Jakarta – Ketua Tim Kuasa Hukum Ganjar-Mahfud, Todung Mulya Lubis, berharap Mahkamah Konstitusi dapat menjadi juru selamat demokrasi Indonesia.
Hal itu, disampaikan Todung seusai menghadiri Sidang Perdana Permohonan Perselisihan Hasil Pemilihan Umum (PHPU) yang diajukan Paslon Nomor Urut 2, di Gedung MK, Jakarta, Rabu (27/3/2024).
Menurut dia, masa depan masa depan demokrasi Indonesia kini bergantung pada kearifan dan kebijaksanaan serta sikap kenegarawan para hakim konstitusi.
Hal itu, terkait dengan dimulainya sidang PHPU yang diharapkan tidak hanya mempersoalkan selisih suara, tetapi juga mempertimbangkan berbagai pelanggaran yang terjadi di seluruh tahapan Pemilu 2024.
Dia menjelaskan, ada yang menanyakan mengapa pasangan calon (paslon) nomor urut 3, Ganjar Pranowo dan Mahfud MD mengajukan gugatan ke MK padahal selisih perolehan suara dibandingkan dengan paslon nomor urut 2, Prabowo Subianto dan Gibran Rakabuming Raka sekitar 40%.
Hal itu seolah mengindikasikan bahwa paslon yang suaranya sedikit bahkan berselisih jauh dengan pemenang Pilpres yang telah ditetapkan KPU tidak perlu mengajukan permohonan PHPU ke MK.
Padahal, lanjut Todung, dalam demokrasi jangankan selisih suara yang besar, tetapi satu suara pun sangat berharga dan tidak boleh diabaikan.
“Kedaulatan rakyat adalah kunci kesuksesan pemilu dan pilpres. Kita tidak bisa menafikan bahwa banyak suara yang dikorbankan, yang tidak mendapat kesempatan untuk dihitung, bahkan ada juga yang digelembungkan,” ungkap Todung.
Dia mengungkapkan, bagi Ganjar-Mahfud gugatan yang diajukan ke MK bukan bertujuan menggugat kemenangan, tetapi lebih pada penegakkan hukum dan demokrasi atas pelanggaran pemilu yang terjadi secara terstruktur, sistematis, dan masif (TSM).
“Pak Ganjar dan Pak Mahfud sudah mengatakan ini bukan persoalah kalah atau menang, tapi persoalan demokrasi. Bagaimaka kita menyelamatkan demokrasi, bagaimana kita menyelamatkan republik, satu suara pun harus dihormati,” ujar Todung.
Sebagai negara demokrasi ketiga terbesar di dunia, lanjutnya, Indonesia tidak boleh mundur ke belakang, yakni di era sebelum reformasi.
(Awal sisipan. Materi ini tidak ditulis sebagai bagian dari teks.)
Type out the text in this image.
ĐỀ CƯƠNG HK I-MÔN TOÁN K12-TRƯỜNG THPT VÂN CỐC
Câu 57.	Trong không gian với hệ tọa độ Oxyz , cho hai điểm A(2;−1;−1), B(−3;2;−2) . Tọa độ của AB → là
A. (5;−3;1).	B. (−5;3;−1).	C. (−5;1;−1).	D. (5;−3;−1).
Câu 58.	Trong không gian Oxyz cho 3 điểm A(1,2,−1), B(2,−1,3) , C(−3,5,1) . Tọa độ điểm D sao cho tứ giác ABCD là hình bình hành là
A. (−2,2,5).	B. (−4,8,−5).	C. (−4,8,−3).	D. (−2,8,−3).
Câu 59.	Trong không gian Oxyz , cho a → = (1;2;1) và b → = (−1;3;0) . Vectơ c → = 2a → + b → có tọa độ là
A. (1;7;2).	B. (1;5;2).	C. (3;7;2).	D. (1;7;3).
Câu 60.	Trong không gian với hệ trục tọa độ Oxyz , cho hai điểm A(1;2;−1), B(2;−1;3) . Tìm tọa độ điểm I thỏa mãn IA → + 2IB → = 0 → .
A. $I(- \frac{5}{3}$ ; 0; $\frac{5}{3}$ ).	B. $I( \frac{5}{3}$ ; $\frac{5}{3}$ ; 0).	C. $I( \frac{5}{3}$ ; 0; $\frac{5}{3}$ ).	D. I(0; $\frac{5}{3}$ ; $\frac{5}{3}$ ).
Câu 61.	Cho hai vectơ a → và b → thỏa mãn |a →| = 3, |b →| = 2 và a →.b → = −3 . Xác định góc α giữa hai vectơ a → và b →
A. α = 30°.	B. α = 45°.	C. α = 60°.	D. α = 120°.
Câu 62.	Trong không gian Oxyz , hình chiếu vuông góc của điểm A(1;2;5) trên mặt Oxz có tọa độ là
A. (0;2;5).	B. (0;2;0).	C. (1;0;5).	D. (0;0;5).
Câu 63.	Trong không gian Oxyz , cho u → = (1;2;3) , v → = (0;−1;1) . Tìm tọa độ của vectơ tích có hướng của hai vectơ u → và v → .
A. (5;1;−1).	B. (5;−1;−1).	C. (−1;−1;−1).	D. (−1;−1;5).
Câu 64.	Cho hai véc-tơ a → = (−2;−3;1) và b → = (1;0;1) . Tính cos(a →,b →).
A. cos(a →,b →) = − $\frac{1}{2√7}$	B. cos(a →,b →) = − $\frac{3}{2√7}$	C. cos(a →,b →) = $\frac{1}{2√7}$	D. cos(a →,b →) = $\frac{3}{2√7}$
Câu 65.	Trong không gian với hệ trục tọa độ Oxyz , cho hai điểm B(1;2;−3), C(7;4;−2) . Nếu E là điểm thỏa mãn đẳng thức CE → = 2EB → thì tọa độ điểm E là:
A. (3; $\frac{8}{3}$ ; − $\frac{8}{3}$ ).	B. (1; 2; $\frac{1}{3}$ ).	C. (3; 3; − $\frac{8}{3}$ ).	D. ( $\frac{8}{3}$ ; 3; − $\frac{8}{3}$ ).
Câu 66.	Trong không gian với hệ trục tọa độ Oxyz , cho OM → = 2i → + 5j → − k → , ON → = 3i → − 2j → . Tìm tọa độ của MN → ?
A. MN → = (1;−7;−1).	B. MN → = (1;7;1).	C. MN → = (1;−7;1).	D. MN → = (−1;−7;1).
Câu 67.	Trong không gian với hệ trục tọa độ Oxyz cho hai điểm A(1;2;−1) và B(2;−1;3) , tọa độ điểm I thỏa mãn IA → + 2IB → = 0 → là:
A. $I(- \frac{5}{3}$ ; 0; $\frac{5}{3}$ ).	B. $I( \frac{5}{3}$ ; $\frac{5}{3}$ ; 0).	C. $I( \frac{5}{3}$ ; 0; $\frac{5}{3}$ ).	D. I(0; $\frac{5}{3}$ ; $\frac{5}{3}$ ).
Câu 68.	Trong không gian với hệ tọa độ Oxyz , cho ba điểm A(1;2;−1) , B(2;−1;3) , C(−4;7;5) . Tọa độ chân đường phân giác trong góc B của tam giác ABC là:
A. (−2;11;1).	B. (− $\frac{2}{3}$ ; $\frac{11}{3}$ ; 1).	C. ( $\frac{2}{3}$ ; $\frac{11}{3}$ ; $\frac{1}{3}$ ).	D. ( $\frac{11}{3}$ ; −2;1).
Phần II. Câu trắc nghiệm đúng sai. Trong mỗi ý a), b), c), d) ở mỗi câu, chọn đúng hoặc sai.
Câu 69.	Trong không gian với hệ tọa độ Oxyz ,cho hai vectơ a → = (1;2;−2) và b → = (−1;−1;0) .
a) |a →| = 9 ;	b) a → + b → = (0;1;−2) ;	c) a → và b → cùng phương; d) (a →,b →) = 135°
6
Saat ini, penegakan hukum dan demokrasi yang menjadi cita-cita reformasi sedang terancam terkait penyelenggaraan Pemilu yang sarat pelanggaran TSM.
Gugatan yang diajukan paslon nomor urut 3 menjadi sebuah upaya untuk menegakkan demokrasi dan tuga MK untuk membereskan berbagai persoalan yang dilaporkan.
“Semua ini harus dibereskan dan MK adalah penjaga konstitusi yang mesti mengamankan konstitusi sekaligus demokrasi dan supremasi hukum. Inilah mimpi kita bersama, mudah-mudahan MK menjadi juru selamat kita semua,” kata Todung.
Pemungutan Suara Ulang
Dia menambahkan, dalil yang telah disampaikan paslon nomor urut 3 terkait permohonan PHPU meminta agar MK memutuskan dilakukan pemungutan suara ulang di seluruh TPS di Indonesia maupun luar negeri. Hal itu bukan berarti pemilu harus diulang.
Hal itu, lanjut Todung, dilandasi data di TPS yang tidak sinkron, bahkan temuan terkait pemilih yang tidak dapat menyalurkan hak suaranya.
Menurut dia, tim kuasa hukum Ganjar-Mahfud menilai pelanggaran TSM yang dimulai dengan nepotisme yang melahirkan kolusi. Kemudian ada intervensi kekuasaan, penyalahgunaan bansos, kriminalisasi pejabat yang tidak mengikuti perintah dari kekuasaan, penurunan alat peraga kampanye paslon nomor urut 3, hingga intimidasi menjadi persoalan penyelenggaraan Pemilu yang tidak bisa diabaikan begitu saja.
“Jangan lupa ada algoritma kekuasaan yang masuk ke algoritma IT, dan itu tidak bisa dideteksi karena KPU tidak bisa transparan. Inilah yang perlu diselidiki lebih lanjut dalam sidang di MK,” ujar Todung.